Представления не имею, сколько времени провалялся в колодце. Когда я очнулся, кровь из раны растеклась по всему лицу и уже успела засохнуть. Мне было холодно, жутко хотелось есть. Благо, в колодце было сухо, а иначе я захлебнулся бы или замерз в ледяной воняющей жиже.
Я выбрался на поверхность. Стоял серый день. Окна низких двухэтажных домов оставались заклеены крест-накрест белыми бумажными лентами. Улица по-прежнему пустовала. Но внезапно я увидел одно отличие. Конечно, теперь мы все знаем, что случилось, мы уже привыкли к этой трагедии. Но для меня это открытие, представшее перед глазами, явилось шоком. Увидев ЭТО, я едва не свалился обратно в колодец.
На углу дома висел красный флаг. Ветер не дул, и флаг был сложен.
Внезапно налетел порыв. Почему-то взгляд мой был устремлен именно на флаг, почему-то именно в нем я чувствовал подвох.
Флаг расправился, и я увидел в центре красного флага белый круг и внутри него черный крест фашистской свастики.
— Вы оказались в Москве, когда ЭТО случилось! — произнес Калинин, переживающий в эти мгновения странную смесь удивления и тоски.

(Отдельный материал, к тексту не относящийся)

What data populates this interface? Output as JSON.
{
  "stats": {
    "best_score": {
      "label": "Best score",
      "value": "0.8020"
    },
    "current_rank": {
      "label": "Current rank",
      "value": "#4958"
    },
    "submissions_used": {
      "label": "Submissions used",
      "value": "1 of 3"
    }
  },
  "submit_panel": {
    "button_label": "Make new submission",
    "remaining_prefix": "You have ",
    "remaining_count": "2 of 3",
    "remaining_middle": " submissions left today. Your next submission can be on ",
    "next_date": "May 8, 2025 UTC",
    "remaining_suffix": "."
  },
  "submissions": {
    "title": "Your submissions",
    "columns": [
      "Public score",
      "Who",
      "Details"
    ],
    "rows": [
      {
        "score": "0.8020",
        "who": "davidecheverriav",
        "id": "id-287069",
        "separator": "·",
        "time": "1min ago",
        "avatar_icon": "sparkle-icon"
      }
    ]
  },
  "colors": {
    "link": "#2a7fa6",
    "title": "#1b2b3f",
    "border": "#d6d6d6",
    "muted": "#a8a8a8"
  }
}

— Видит Бог, я не хотел там оказаться… Словно сумасшедший, я слонялся по оставленным людьми улицам, натыкаясь на нацистские флаги и прячась от марширующих немецких отрядов. Немцы не вводили в город танки и через несколько часов я понял — почему. Я увидел многое за это время.
Нацисты разрушали дом за домом, улицу за улицей. Целые полки саперов минировали здания по всему городу. Каждую минуту слышался взрыв, разрушающий очередное строение. Где-то далеко, на окраине, низко пролетающие бомбардировщики сбрасывали длинную вереницу бомб, круша целые районы.
Волею случая, я оказался в центре столицы.
Я видел, как несколькими взрывами нацисты одновременно уничтожили Спасскую башню, мавзолей Ленина, Храм Василия Блаженного, а затем огромными бульдозерами смели руины в Москву-реку. Не успевшие покинуть захваченную столицу жители были согнаны на Красную площадь. Издали я не мог понять, что они делают, но, подобравшись ближе, я разглядел. Не знаю, зачем это понадобилось нацистам. Возможно, они не хотели оставить ни одного символа, который напоминал бы о великой столице русской земли.
Несколько тысяч жителей захваченного города выдалбливали булыжники из Красной Площади. Булыжники собирались в грузовики и так же вываливались в реку. Не помня себя, я бежал оттуда.
Несколько дней я выбирался из Москвы. Пару раз меня едва не завалило обломками рушащихся зданий. В итоге, каким-то чудом мне удалось вырваться из захваченной столицы. Я бежал из неё под звуки взрывов, за моей спиной гигантские гаубицы вели огонь по Черкизовскому району. Не помня себя, я пересек линию фронта.
Я попал под трибунал за то, что оставил полк. Спасло меня лишь вмешательство капитана Соболева, который, как оказалось, был знаком с самим Верховным Главнокомандующим. Однако, командовать полком или меньшим подразделением мне никто не дал. Моя прошлая репутация была практически безупречной за период в двадцать с лишним лет, и поэтому меня назначили политическим наставником в нашу роту. Собственно, я уже не стремлюсь к командованию полком. В мои годы эта задача достаточно трудная.
— Вы говорили, что узнали того генерала, которого везли в Москву?
— Да, — грустно ответил Зайнулов. — Я видел его до этого.
— Где?
— Полк, под моим командованием участвовал в бою с японцами на горе Баин-Цаган. Это в Монголии, возле реки Халхин-Гол. Генерал тогда командовал соединениями Красной Армии. Бывший кавалерист, он проявил себя как талантливый организатор и блестящий стратег. Его звали Георгий Константинович Жуков. Многие считали его очень перспективным полководцем. По сей день, некоторые командиры утверждают, что если бы Жуков не был смертельно ранен на полустанке Оболенское, он смог бы предотвратить захват Москвы. Жуков собирался укрепить можайское направление, по которому танки Гудериана прорвались к столице. Но он не успел выполнить свой замысел, а усилий другого командующего для этого не хватило.
Калинин внезапно остановился. Он был поражен не рассказом Зайнулова, а увиденным впереди. Сзади на него налетел Ермолаев.
— Товарищ лейтенант… — обиженно произнес командир первого взвода и осекся.
Рядом с заметенной дорогой, по которой рота протаптывала путь, стоял деревянный столб с деревянной табличкой на нем. Поверхность столба украшала витиеватая резьба, означающая уже встречавшиеся Калинину волны. На табличке была вырезана надпись на древнеславянском, которую Алексей от волнения не успел разобрать.